In that darkness he drew Celie close up into his arms. Her head lay on his breast. He buried his lips in the smothering sweetness of her hair, and her arms crept gently about his neck. Even then he did not take his eyes from Blake, nor for an instant did he cease to listen for other sounds than the deep breathing of the exhausted dogs. It was only a little while before the stars began to fill the sky. The gloom lifted slowly, and out of darkness rose the white world in a cold, shimmering glory. In that starlight he could see the glisten of Celie's hair as it covered them like a golden veil, and once or twice through the space that separated them he caught the flash of a strange fire in the outlaw's eyes. Both shores were visible. He could have seen the approach of a man two hundred yards away.
After a little he observed that Blake's head was drooping upon his chest, and that his breathing had become deeper. His prisoner, he believed, was asleep. And Celie, nestling on his breast, was soon in slumber. He alone was awake,—and watching. The dogs, flat on their bellies, were dead to the world. For an hour he kept his vigil. In that time he could not see that Blake moved. He heard nothing suspicious. And the night grew steadily brighter with the white glow of the stars. He held the revolver in his hand now. The starlight played on it in a steely glitter that could not fail to catch Blake's eyes should he awake.
And then Philip found himself fighting—fighting desperately to keep awake. Again and again his eyes closed, and he forced them open with an effort. He had planned that they would rest for two or three hours. The two hours were gone when for the twentieth time his eyes shot open, and he looked at Blake. The outlaw had not moved. His head hung still lower on his breast, and again—slowly—irresistibly—exhaustion closed Philip's eyes. Even then Philip was conscious of fighting against the overmastering desire to sleep. It seemed to him that he was struggling for hours, and all that time his subconsciousness was crying out for him to awake, struggling to rouse him to the nearness of a great danger. It succeeded at last. His eyes opened, and he stared in a dazed and half blinded tray toward Blake. His first sensation was one of vast relief that he had awakened. The stars were brighter. The night was still. And there, a dozen paces from him was the snow-hummock.
But Blake—Blake—
His heart leapt into his throat.
BLAKE WAS GONE!
CHAPTER XXIV
The shock of the discovery that Blake had escaped brought Philip half to his knees before he thought of Celie. In an instant the girl was awake. His arm had tightened almost fiercely about her. She caught the gleam of his revolver, and in another moment she saw the empty space where their prisoner had been. Swiftly Philip's eyes traveled over the moonlit spaces about them. Blake had utterly disappeared. Then he saw the rifle, and breathed easier. For some reason the outlaw had not taken that, and it was a moment or two before the significance of the fact broke upon him. Blake must have escaped just as he was making that last tremendous fight to rouse himself. He had had no more than time to slink away into the shadows of the night, and had not paused to hazard a chance of securing the weapon that lay on the snow close to Celie. He had evidently believed that Philip was only half asleep, and in the moonlight he must have seen the gleam of the big revolver leveled over his captor's knee.

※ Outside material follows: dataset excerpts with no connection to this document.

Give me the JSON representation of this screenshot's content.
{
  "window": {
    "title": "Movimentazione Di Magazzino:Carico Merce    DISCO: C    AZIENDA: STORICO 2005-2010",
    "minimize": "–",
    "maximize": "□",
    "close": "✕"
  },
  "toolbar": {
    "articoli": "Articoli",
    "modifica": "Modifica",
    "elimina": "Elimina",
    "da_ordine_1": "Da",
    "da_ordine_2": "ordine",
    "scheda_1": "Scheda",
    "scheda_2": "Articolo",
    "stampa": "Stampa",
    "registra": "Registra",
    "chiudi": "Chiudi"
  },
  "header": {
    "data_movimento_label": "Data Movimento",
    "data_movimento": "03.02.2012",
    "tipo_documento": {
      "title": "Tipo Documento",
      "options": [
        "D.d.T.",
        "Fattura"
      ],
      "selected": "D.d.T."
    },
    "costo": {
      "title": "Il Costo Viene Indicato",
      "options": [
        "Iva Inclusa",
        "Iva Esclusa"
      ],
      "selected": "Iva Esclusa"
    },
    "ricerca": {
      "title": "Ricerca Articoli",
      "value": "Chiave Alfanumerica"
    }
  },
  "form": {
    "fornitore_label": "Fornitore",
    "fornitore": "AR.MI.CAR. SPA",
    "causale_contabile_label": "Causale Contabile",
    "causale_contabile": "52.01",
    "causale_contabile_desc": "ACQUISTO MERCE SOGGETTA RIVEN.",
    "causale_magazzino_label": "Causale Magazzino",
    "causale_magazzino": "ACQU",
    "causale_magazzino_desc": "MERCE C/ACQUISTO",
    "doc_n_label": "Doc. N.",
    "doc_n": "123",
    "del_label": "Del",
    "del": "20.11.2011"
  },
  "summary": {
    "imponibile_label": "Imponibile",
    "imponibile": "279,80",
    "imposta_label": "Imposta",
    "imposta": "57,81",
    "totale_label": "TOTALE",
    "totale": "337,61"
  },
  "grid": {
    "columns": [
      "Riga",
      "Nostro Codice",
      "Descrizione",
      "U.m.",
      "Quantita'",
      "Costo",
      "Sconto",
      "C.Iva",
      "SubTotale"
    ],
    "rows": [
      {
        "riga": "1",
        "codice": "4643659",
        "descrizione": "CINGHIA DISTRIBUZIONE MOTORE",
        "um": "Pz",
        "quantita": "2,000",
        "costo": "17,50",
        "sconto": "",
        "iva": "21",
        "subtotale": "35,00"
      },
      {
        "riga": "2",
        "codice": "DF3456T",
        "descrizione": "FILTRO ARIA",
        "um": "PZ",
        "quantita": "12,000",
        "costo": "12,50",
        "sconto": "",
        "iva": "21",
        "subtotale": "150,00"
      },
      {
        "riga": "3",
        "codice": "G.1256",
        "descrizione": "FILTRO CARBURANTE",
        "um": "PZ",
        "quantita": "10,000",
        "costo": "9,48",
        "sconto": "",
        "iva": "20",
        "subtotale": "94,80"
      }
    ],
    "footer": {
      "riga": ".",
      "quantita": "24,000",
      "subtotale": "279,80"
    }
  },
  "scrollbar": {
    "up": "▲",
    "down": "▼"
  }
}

Leaving Celie huddled in her furs, Philip rose to his feet and slowly approached the snow hummock against which he had left his prisoner. The girl heard the startled exclamation that fell from his lips when he saw what had happened. Blake had not escaped alone. Running straight out from behind the hummock was a furrow in the snow like the trail made by an otter. He had seen such furrows before, where Eskimos had wormed their way foot by foot within striking distance of dozing seals. Assistance had come to Blake in that manner, and he could see where—on their hands and knees—two men instead of one had stolen back through the moonlight.